Le premier événement Marker était la redécouverte de L’Héritage de la Chouette (1989), impressionnante série documentaire de 13 épisodes de 26 minutes pour la télévision (La Sept-Arte). Chris Marker y guette comment le contemporain baigne encore dans l’antiquité grecque. Post faillite grecque, la redécouverte était d’autant plus passionnante, tout comme la correspondance que le film peut aujourd’hui entretenir avec un autre film « méditerranéen », Film Socialisme de Jean-Luc Godard. La série nous rappelle aussi cruellement ce temps où la télévision jouait pleinement son rôle de chercheuse, où le documentaire qui s’y faisait était à la pointe (cette « télévision d’auteur » comme l’appelle Françoise Berdot).

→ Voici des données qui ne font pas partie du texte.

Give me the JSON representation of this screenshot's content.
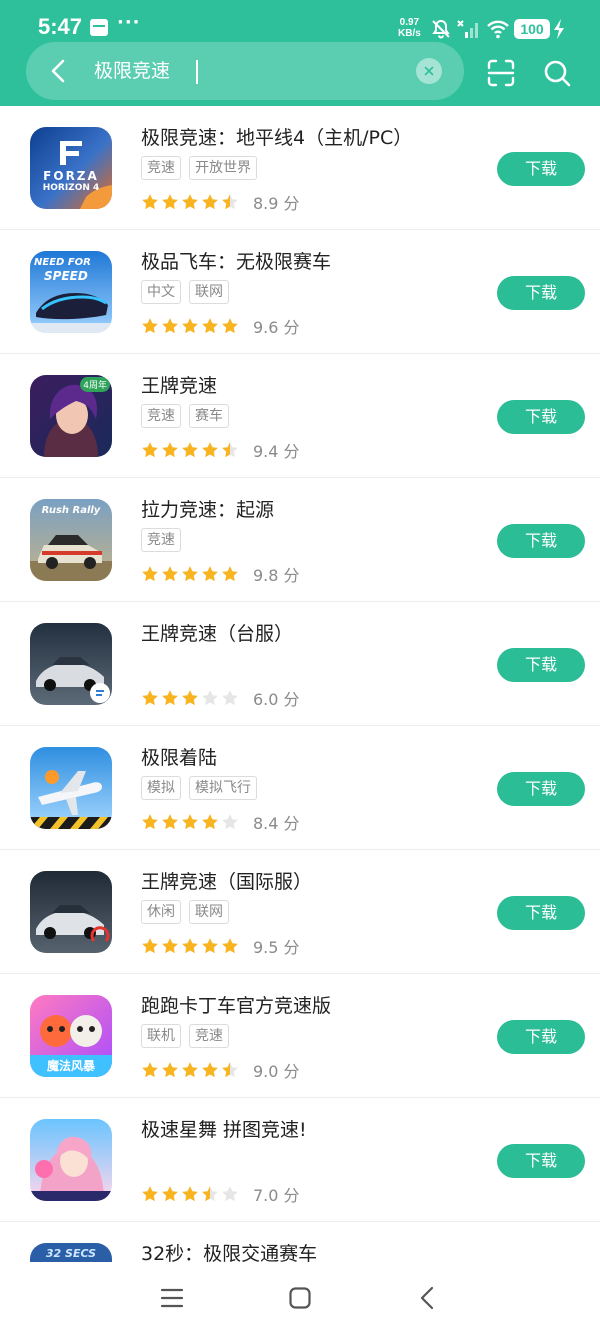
{
  "status_bar": {
    "time": "5:47",
    "more": "···",
    "net_speed_value": "0.97",
    "net_speed_unit": "KB/s",
    "battery": "100"
  },
  "search": {
    "query": "极限竞速",
    "clear_symbol": "×"
  },
  "colors": {
    "primary": "#2ec09b",
    "button": "#2bbd95",
    "star": "#f8b521",
    "star_empty": "#e6e6e6"
  },
  "apps": [
    {
      "name": "极限竞速：地平线4（主机/PC）",
      "tags": [
        "竞速",
        "开放世界"
      ],
      "rating": 4.5,
      "score": "8.9 分",
      "button": "下载",
      "icon": "forza-horizon-icon"
    },
    {
      "name": "极品飞车：无极限赛车",
      "tags": [
        "中文",
        "联网"
      ],
      "rating": 5,
      "score": "9.6 分",
      "button": "下载",
      "icon": "need-for-speed-icon"
    },
    {
      "name": "王牌竞速",
      "tags": [
        "竞速",
        "赛车"
      ],
      "rating": 4.5,
      "score": "9.4 分",
      "button": "下载",
      "icon": "ace-racer-icon"
    },
    {
      "name": "拉力竞速：起源",
      "tags": [
        "竞速"
      ],
      "rating": 5,
      "score": "9.8 分",
      "button": "下载",
      "icon": "rush-rally-icon"
    },
    {
      "name": "王牌竞速（台服）",
      "tags": [],
      "rating": 3,
      "score": "6.0 分",
      "button": "下载",
      "icon": "ace-racer-tw-icon"
    },
    {
      "name": "极限着陆",
      "tags": [
        "模拟",
        "模拟飞行"
      ],
      "rating": 4,
      "score": "8.4 分",
      "button": "下载",
      "icon": "airplane-icon"
    },
    {
      "name": "王牌竞速（国际服）",
      "tags": [
        "休闲",
        "联网"
      ],
      "rating": 5,
      "score": "9.5 分",
      "button": "下载",
      "icon": "ace-racer-global-icon"
    },
    {
      "name": "跑跑卡丁车官方竞速版",
      "tags": [
        "联机",
        "竞速"
      ],
      "rating": 4.5,
      "score": "9.0 分",
      "button": "下载",
      "icon": "kartrider-icon"
    },
    {
      "name": "极速星舞 拼图竞速!",
      "tags": [],
      "rating": 3.5,
      "score": "7.0 分",
      "button": "下载",
      "icon": "anime-girl-icon"
    },
    {
      "name": "32秒：极限交通赛车",
      "tags": [],
      "rating": 0,
      "score": "",
      "button": "",
      "icon": "32-secs-icon"
    }
  ],
  "icon_labels": {
    "forza_top": "FORZA",
    "forza_bottom": "HORIZON 4",
    "nfs_top": "NEED FOR",
    "nfs_bottom": "SPEED",
    "rush_rally": "Rush Rally",
    "ace_badge": "4周年",
    "kart_banner": "魔法风暴",
    "secs": "32 SECS"
  }
}
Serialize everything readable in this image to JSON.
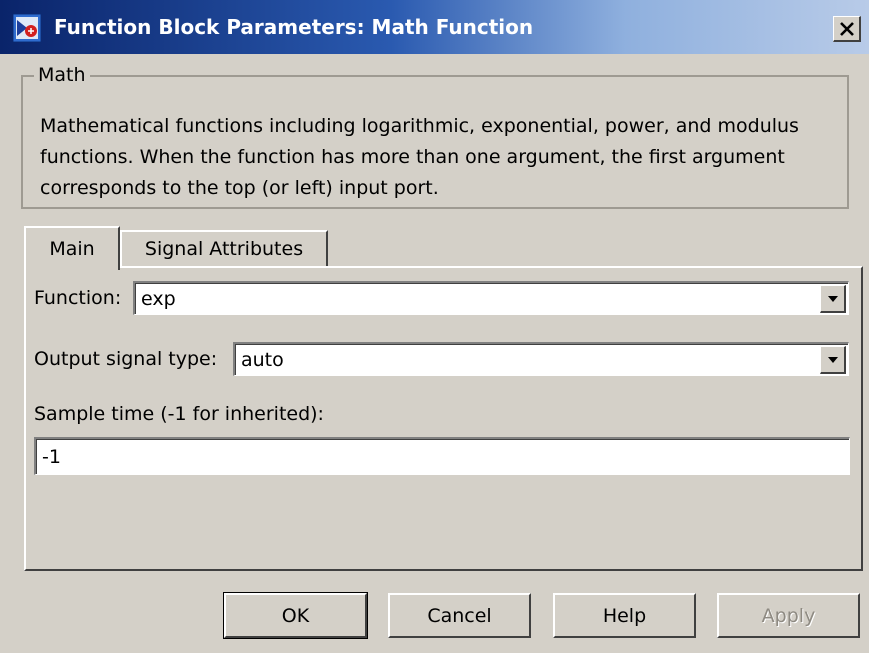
{
  "window": {
    "title": "Function Block Parameters: Math Function",
    "close_symbol": "✕",
    "icon": "simulink-block-icon"
  },
  "group": {
    "legend": "Math",
    "description_lines": [
      "Mathematical functions including logarithmic, exponential, power, and modulus",
      "functions.  When the function has more than one argument, the first argument",
      "corresponds to the top (or left) input port."
    ]
  },
  "tabs": [
    {
      "label": "Main",
      "active": true
    },
    {
      "label": "Signal Attributes",
      "active": false
    }
  ],
  "main": {
    "function": {
      "label": "Function:",
      "value": "exp"
    },
    "output_signal_type": {
      "label": "Output signal type:",
      "value": "auto"
    },
    "sample_time": {
      "label": "Sample time (-1 for inherited):",
      "value": "-1"
    }
  },
  "buttons": {
    "ok": "OK",
    "cancel": "Cancel",
    "help": "Help",
    "apply": "Apply"
  },
  "colors": {
    "title_start": "#0a246a",
    "title_end": "#b8cbe8",
    "face": "#d4d0c8",
    "disabled_text": "#8e8a82"
  }
}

Chaque épisode de la série part d’un mot (symposium, olympisme, démocratie…) et tisse autour un réseau de survivances, de signes qui gisent encore dans notre façon d’être au monde et de penser. Le projet du film est clairement pédagogique mais cette pédagogie n’y est jamais professorale et ne prend jamais le pas sur une poétique de forme. C’est alors un peu comme si le narrateur de Sans soleil était aux manettes des Dossiers de l’Écran. La voix off (merveilleusement dite par André Dussollier) par exemple ne feint pas l’objectivité pour nous dire le « vrai » mais parle toujours à la première personne, interpelle le spectateur d’un lieu d’énonciation qui est toujours attribuable à une singularité. Si le film semble reprendre des formules balisées du documentaire pédagogique, Marker en perturbe toujours les dispositifs. Les entretiens avec les experts, ce passage obligé, sont ici d’une vivacité rare. La façon dont Marker ne coupe ni hésitations ni exubérances, l’art dialectique du montage, maintiennent toujours la pensée du film en mouvement. Frappante aussi est la manière dont Marker arrive à toujours rapporter l’épistémè grecque à un « ici et maintenant ». À cet égard le film est par moment vertigineux, comme dans l’épisode Cosmogonie. Il s’achève sur le récit de l’allégorie de la caverne de Platon, raconté sur des plans de spectateurs de cinéma. Nous comprenons la comparaison : le théâtre d’ombres c’est aujourd’hui le cinéma et le spectateur est le prisonnier volontaire d’un monde d’artifices. Mais Marker superpose les sens là où un bon réalisateur n’aurait fait que clore l’exercice métaphorique. Nous comprenons que le film projeté aux spectateurs est Hiroshima, mon amour d’Alain Resnais. « Tu n’as rien vu » résonne alors dans deux directions. D’un côté il corrobore l’allégorie platonicienne : voir véritablement ne relève d’aucune évidence. D’un autre, elle est mise en doute par le mythe de la Gorgone raconté plus haut dans l’épisode. Parfois, regarder les images nous permet de n’affronter que mieux armé le réel. C’est parce que Persée regarde la Méduse par le prisme du miroir, donc de l’image, qu’il peut la décapiter. C’est aussi comme l’écrivait Siegfried Kracauer et comme le rappelle Georges Didi-Huberman dans Images malgré tout, ce courage que nous offre, à son meilleur, le cinéma.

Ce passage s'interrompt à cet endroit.